Last month Hawaii became the 26th state to decriminalize marijuana. According to the new bill, possession of three grams of marijuana or less is no longer a jailable offense. Instead, if caught you will only be fined $130 for possession. The bill was approved by the state of Hawaii legislature however Governor David Ige, a Democrat, refused to sign the bill. He didn’t veto it though, which means that the decriminalization will go into effect on January 11, 2020.
According to the Marijuana Policy Project, three grams would be the smallest amount of any state that has decriminalized possession of marijuana. It is still a huge change to current laws.
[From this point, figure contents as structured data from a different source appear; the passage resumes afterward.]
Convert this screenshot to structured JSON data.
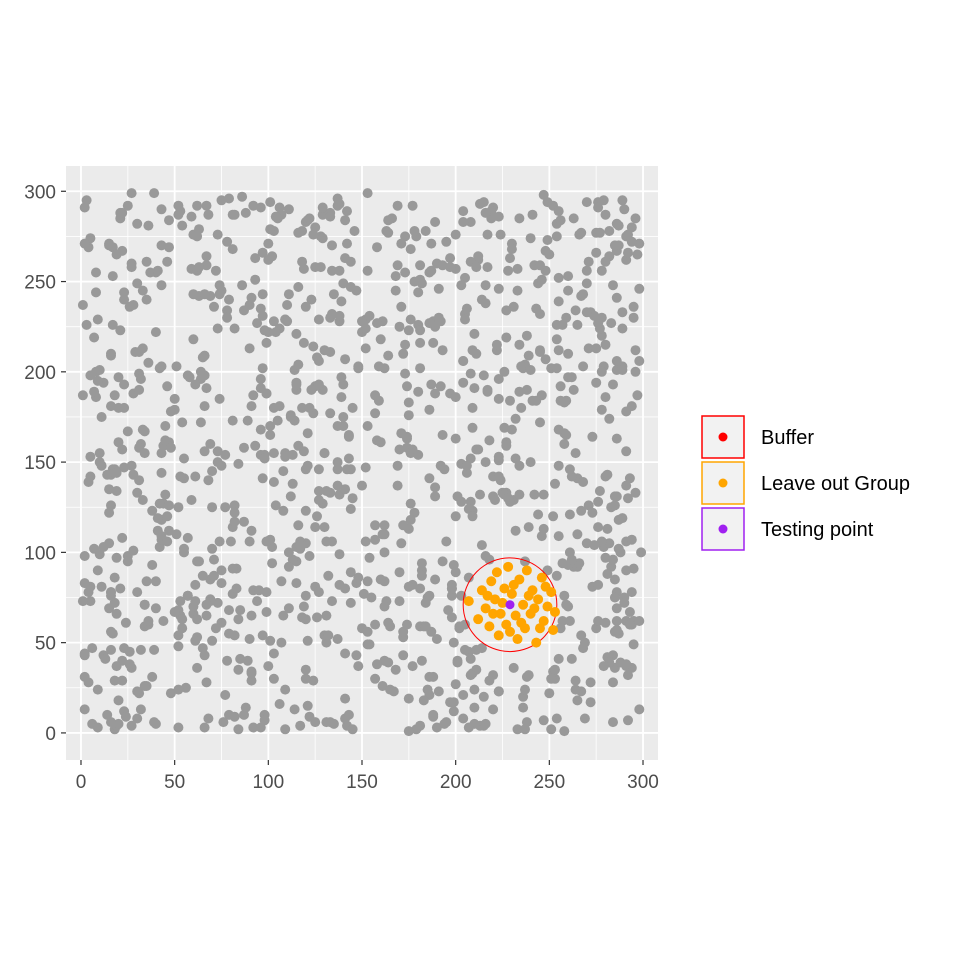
{
  "chart_data": {
    "type": "scatter",
    "title": "",
    "xlabel": "",
    "ylabel": "",
    "xlim": [
      -8,
      308
    ],
    "ylim": [
      -15,
      314
    ],
    "x_ticks": [
      "0",
      "50",
      "100",
      "150",
      "200",
      "250",
      "300"
    ],
    "y_ticks": [
      "0",
      "50",
      "100",
      "150",
      "200",
      "250",
      "300"
    ],
    "grid": true,
    "legend_position": "right",
    "legend": [
      {
        "label": "Buffer",
        "color": "#ff0000",
        "border": "#ff0000",
        "key_fill": "#f2f2f2"
      },
      {
        "label": "Leave out Group",
        "color": "#ffa500",
        "border": "#ffa500",
        "key_fill": "#f2f2f2"
      },
      {
        "label": "Testing point",
        "color": "#a020f0",
        "border": "#a020f0",
        "key_fill": "#f2f2f2"
      }
    ],
    "colors": {
      "background_points": "#999999",
      "leave_out": "#ffa500",
      "testing": "#a020f0",
      "buffer": "#ff0000",
      "panel": "#ebebeb",
      "grid": "#ffffff"
    },
    "buffer": {
      "center": [
        229,
        71
      ],
      "radius": 25
    },
    "testing_point": [
      229,
      71
    ],
    "leave_out_points": [
      [
        207,
        73
      ],
      [
        212,
        63
      ],
      [
        214,
        79
      ],
      [
        216,
        69
      ],
      [
        218,
        59
      ],
      [
        219,
        84
      ],
      [
        221,
        74
      ],
      [
        222,
        89
      ],
      [
        223,
        54
      ],
      [
        224,
        66
      ],
      [
        226,
        80
      ],
      [
        227,
        60
      ],
      [
        228,
        92
      ],
      [
        230,
        77
      ],
      [
        232,
        65
      ],
      [
        233,
        52
      ],
      [
        234,
        85
      ],
      [
        236,
        71
      ],
      [
        237,
        58
      ],
      [
        238,
        90
      ],
      [
        240,
        66
      ],
      [
        241,
        79
      ],
      [
        243,
        50
      ],
      [
        244,
        74
      ],
      [
        246,
        86
      ],
      [
        247,
        62
      ],
      [
        249,
        70
      ],
      [
        251,
        78
      ],
      [
        252,
        57
      ],
      [
        253,
        67
      ],
      [
        220,
        66
      ],
      [
        225,
        72
      ],
      [
        231,
        82
      ],
      [
        235,
        61
      ],
      [
        239,
        76
      ],
      [
        242,
        69
      ],
      [
        245,
        58
      ],
      [
        217,
        76
      ],
      [
        229,
        56
      ],
      [
        248,
        81
      ]
    ],
    "background_point_count": 1200,
    "background_seed": 20240521
  }
}
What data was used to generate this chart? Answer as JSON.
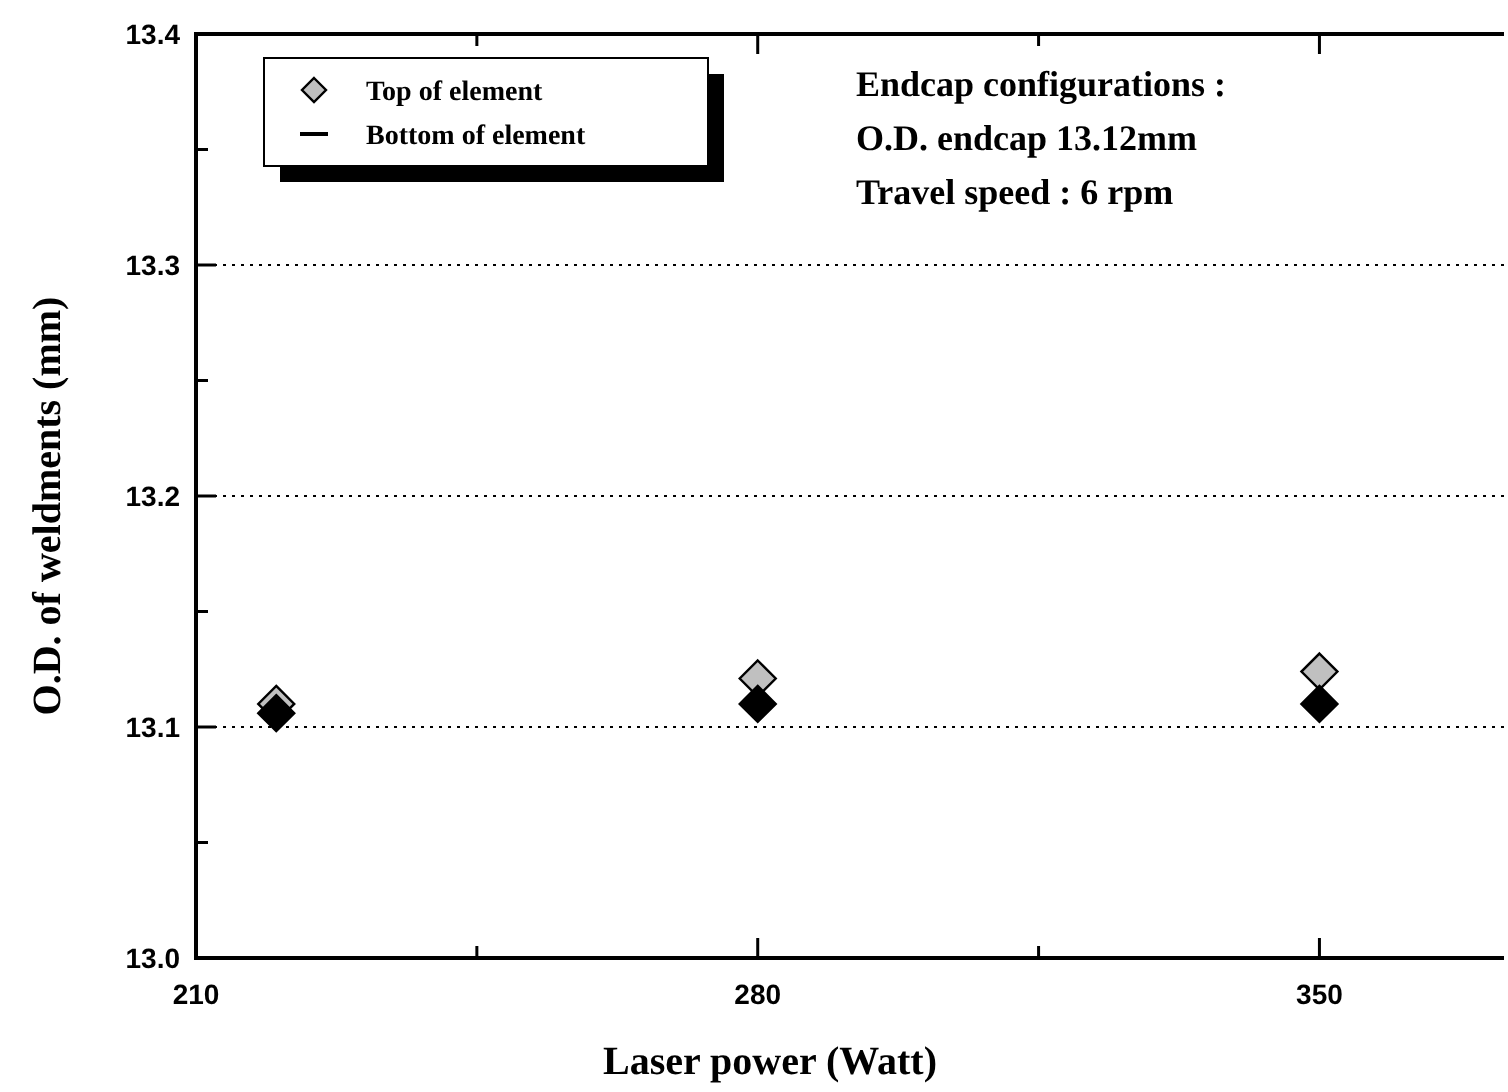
{
  "chart_data": {
    "type": "scatter",
    "xlabel": "Laser power (Watt)",
    "ylabel": "O.D. of weldments (mm)",
    "x": [
      220,
      280,
      350
    ],
    "series": [
      {
        "name": "Top of element",
        "color": "#c0c0c0",
        "values": [
          13.11,
          13.121,
          13.124
        ]
      },
      {
        "name": "Bottom of element",
        "color": "#000000",
        "values": [
          13.106,
          13.11,
          13.11
        ]
      }
    ],
    "xlim": [
      210,
      373
    ],
    "xticks": [
      210,
      {
        "value": 245,
        "label": null
      },
      280,
      {
        "value": 315,
        "label": null
      },
      350
    ],
    "ylim": [
      13.0,
      13.4
    ],
    "yticks": [
      "13.0",
      {
        "value": 13.05,
        "label": null
      },
      13.1,
      {
        "value": 13.15,
        "label": null
      },
      13.2,
      {
        "value": 13.25,
        "label": null
      },
      13.3,
      {
        "value": 13.35,
        "label": null
      },
      13.4
    ],
    "grid": "y",
    "legend": "top left",
    "marker": "diamond",
    "annotations": [
      "Endcap configurations :",
      "O.D. endcap 13.12mm",
      "Travel speed : 6 rpm"
    ]
  }
}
Until now, being caught with even a small amount of marijuana could land you in jail for up to 30 days and with fines of $1,000. Not to mention going on a person’s permanent record, with potentially life-altering effects.
FROM MEDICAL TO DECRIMINALIZATION: HAWAII SLOW TO PROGRESS
Back in 2000, Hawaii became the first state to legalize medical marijuana through state legislature. But medical and recreational are very different to Governor Ige, which is why he stated in a press conference in June that deciding whether or not to veto this bill was a “very tough call”.
Governor Ige seems to have reservations about recreational use though, and fears it may hurt the medical marijuana dispensary system in Hawaii. This came out earlier this year when a bill that would have legalized recreational use for adults in Hawaii was squashed when lawmakers missed a key deadline.
For Governor Ige, it seems progress is slow but steady. In 2018, he signed HB 2729, a reciprocity bill into law. The law allows patients visiting Hawaii to use medical marijuana if they are registered in another state where it’s legal. One year before that, Hawaii’s first dispensaries opened up and began serving patients.
So while to some this measure feels bittersweet, it’s still a huge accomplishment, as now the majority of states have decriminalized marijuana. To date, 11 states have legalized recreational marijuana use, along with the District of Columbia. For Hawaii, this is definitely a step in the right direction.